Background: The predictive value of preoperative pulmonary function testing (PFT) in left ventricular assist device (LVAD) patients remains unknown. This study evaluates the relationship between abnormal PFTs and postimplant outcomes in LVAD patients. Methods: LVAD implants from January 2004 to December 2018 at a single institution were included. Patients were stratified based on presence of abnormal preoperative PFTs, and the primary outcome was respiratory adverse events (AE). Secondary outcomes included one-year overall postimplant survival, and complications including bleeding, renal failure, thromboembolism, and device malfunction. Results: 333 patients underwent LVAD implant, 46.5% (n=155) with normal PFTs and 53.5% (n=178) with abnormal PFTs. Patients with abnormal PFTs were noted to have higher rates of respiratory AEs (25.9% vs 15.1%, p=0.049). In multivariable analysis, the impact of PFTs was most significant when FEV1/FVC ratio was <0.5 (HR 16.32, 95% CI 1.70, 156.78). The rates of other AEs including bleeding, renal failure, right heart failure, and device malfunction were similar.

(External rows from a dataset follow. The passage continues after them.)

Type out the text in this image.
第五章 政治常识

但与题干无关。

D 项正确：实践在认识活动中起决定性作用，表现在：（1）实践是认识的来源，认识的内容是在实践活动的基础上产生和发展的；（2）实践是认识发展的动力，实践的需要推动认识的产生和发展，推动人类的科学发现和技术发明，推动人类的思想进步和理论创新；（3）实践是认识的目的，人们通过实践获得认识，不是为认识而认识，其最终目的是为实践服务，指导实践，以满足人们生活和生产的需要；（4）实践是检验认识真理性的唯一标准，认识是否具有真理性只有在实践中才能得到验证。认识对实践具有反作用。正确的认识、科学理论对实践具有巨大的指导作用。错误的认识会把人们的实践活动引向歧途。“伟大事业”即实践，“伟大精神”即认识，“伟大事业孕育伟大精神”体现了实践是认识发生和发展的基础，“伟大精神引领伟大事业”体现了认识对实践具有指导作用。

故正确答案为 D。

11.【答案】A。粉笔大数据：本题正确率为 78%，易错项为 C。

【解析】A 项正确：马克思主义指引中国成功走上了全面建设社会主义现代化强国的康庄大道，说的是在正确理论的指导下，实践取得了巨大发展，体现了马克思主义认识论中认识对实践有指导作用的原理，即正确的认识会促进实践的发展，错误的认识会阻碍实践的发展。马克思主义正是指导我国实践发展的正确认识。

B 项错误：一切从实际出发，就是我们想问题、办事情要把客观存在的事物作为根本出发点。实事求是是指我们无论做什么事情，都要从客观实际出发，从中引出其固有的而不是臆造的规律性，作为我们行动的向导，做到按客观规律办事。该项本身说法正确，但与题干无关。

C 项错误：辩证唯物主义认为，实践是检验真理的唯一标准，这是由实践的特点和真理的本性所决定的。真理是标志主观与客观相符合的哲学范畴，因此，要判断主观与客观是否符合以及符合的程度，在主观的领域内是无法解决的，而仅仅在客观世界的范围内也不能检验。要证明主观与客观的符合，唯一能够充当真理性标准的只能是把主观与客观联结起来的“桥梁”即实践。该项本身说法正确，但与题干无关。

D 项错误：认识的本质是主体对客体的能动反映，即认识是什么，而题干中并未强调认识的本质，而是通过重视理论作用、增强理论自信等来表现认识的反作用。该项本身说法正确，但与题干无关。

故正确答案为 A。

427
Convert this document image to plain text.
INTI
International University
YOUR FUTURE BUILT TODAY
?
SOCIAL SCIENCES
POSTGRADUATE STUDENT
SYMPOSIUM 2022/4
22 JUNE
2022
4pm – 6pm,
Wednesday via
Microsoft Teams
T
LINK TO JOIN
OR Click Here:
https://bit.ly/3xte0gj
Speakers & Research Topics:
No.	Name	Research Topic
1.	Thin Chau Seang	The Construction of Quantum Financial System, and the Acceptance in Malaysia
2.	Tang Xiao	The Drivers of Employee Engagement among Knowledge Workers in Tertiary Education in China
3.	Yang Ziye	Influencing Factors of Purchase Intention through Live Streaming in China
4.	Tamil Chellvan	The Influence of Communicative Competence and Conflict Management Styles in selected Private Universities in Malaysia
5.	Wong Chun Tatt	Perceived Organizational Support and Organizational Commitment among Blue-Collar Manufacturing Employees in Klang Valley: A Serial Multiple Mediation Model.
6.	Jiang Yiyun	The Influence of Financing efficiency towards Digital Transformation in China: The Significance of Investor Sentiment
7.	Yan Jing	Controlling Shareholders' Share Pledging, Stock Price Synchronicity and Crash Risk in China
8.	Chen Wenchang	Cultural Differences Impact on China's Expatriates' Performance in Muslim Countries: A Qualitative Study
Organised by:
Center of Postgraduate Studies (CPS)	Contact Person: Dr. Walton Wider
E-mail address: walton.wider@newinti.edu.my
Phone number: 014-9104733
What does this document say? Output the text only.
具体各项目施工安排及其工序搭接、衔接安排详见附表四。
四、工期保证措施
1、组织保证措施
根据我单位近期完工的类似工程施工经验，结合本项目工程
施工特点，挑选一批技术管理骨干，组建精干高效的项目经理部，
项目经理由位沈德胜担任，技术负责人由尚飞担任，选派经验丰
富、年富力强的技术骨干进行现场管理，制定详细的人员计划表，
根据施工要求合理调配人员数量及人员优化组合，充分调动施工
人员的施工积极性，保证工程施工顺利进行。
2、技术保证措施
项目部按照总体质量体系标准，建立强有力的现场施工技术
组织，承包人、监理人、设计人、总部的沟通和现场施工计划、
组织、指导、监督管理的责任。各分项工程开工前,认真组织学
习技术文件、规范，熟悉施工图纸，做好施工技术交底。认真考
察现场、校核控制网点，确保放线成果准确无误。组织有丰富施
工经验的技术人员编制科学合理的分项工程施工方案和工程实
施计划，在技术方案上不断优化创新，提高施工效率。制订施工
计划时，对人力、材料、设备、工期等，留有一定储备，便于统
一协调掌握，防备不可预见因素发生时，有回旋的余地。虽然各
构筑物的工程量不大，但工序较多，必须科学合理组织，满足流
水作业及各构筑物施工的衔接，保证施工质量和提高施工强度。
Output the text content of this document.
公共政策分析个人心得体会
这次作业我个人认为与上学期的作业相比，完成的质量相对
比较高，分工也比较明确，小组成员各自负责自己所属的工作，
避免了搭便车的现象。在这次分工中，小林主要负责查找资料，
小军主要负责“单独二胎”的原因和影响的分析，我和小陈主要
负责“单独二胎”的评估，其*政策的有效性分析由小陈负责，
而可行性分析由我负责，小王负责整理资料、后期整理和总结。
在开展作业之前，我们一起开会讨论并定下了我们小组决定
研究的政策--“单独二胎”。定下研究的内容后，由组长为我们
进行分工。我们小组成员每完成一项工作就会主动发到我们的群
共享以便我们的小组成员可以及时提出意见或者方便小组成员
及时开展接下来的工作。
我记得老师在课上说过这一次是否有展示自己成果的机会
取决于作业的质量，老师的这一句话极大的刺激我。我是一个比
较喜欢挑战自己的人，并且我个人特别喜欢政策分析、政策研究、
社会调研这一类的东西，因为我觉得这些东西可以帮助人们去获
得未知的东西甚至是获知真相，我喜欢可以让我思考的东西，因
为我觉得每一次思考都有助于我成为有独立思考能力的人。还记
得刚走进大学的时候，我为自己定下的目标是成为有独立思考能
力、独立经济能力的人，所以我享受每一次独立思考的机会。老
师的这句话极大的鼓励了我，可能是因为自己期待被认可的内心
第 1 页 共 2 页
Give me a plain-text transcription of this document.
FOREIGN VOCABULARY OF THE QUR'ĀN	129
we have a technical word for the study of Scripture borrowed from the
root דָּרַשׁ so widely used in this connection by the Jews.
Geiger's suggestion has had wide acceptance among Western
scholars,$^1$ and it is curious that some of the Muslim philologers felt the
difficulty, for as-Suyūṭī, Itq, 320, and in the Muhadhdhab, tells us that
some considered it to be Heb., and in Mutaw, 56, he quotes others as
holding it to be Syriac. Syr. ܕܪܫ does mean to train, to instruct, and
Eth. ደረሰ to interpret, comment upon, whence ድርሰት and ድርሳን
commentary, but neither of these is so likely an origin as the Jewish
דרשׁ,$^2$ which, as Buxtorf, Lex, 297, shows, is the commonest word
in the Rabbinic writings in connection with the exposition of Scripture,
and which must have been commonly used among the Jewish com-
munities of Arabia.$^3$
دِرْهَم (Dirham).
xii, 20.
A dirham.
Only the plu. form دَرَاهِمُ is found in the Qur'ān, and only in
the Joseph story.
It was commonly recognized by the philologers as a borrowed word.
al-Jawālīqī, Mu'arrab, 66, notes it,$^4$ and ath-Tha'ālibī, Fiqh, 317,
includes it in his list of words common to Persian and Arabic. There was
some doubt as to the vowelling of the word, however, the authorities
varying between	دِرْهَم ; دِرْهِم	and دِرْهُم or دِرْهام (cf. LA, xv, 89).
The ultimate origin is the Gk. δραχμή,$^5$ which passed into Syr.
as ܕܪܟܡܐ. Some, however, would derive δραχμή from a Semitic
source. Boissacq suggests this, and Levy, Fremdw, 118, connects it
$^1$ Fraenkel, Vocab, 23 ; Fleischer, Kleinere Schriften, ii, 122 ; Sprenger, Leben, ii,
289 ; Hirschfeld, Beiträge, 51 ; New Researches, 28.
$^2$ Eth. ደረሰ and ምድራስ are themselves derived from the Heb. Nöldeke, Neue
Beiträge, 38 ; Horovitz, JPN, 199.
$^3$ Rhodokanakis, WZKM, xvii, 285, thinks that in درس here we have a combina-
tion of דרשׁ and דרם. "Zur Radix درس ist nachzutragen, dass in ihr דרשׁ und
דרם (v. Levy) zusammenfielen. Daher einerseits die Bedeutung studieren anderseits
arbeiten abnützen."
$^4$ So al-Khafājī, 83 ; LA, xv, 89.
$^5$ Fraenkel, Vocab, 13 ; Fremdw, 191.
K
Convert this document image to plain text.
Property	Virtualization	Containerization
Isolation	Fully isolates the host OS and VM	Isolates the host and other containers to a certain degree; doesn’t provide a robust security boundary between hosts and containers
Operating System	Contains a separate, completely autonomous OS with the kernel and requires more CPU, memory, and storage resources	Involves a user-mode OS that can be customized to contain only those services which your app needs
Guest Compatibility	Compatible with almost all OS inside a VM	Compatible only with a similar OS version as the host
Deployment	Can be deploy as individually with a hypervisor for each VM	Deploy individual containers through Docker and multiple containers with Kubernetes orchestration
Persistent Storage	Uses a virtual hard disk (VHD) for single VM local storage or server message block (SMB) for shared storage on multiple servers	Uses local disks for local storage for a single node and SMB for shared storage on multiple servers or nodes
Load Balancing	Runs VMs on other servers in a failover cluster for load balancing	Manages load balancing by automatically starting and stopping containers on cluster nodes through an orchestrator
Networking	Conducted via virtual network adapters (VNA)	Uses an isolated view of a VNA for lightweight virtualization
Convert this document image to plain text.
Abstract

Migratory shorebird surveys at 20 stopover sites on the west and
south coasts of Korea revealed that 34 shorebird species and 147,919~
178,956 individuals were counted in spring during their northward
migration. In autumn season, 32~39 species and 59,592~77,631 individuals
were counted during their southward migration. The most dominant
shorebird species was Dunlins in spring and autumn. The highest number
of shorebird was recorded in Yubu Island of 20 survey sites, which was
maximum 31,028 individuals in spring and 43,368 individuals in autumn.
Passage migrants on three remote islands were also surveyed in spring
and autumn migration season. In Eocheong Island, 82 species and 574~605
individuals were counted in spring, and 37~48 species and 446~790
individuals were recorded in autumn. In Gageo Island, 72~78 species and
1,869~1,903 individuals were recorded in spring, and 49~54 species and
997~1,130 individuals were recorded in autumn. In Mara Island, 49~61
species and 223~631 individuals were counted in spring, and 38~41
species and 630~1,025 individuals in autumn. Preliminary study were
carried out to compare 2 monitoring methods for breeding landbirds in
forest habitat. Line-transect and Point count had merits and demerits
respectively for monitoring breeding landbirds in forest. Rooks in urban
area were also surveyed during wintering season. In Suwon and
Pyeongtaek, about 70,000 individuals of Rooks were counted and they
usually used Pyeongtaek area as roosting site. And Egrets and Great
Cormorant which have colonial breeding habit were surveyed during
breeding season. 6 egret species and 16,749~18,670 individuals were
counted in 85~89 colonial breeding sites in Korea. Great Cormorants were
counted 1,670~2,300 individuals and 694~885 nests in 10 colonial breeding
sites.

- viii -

One-year overall postimplant survival was comparable between the groups (56.8% vs 68.8%, p=0.3183), though patients in the lowest strata of FEV1 (<60% predicted) and FEV1/FVC (<0.5) had elevated risk-adjusted hazards for mortality (HR 2.63 95% CI 1.51, 4.60 and HR 18.92, 95% CI 2.10, 170.40, respectively). Conclusions: The presence of abnormal preoperative PFTs is not prohibitory for LVAD implantation although it can be used for risk stratification for respiratory AEs and mortality, particularly in patients with severely reduced metrics. The importance of careful patient selection should be underscored in this higher risk patient subset.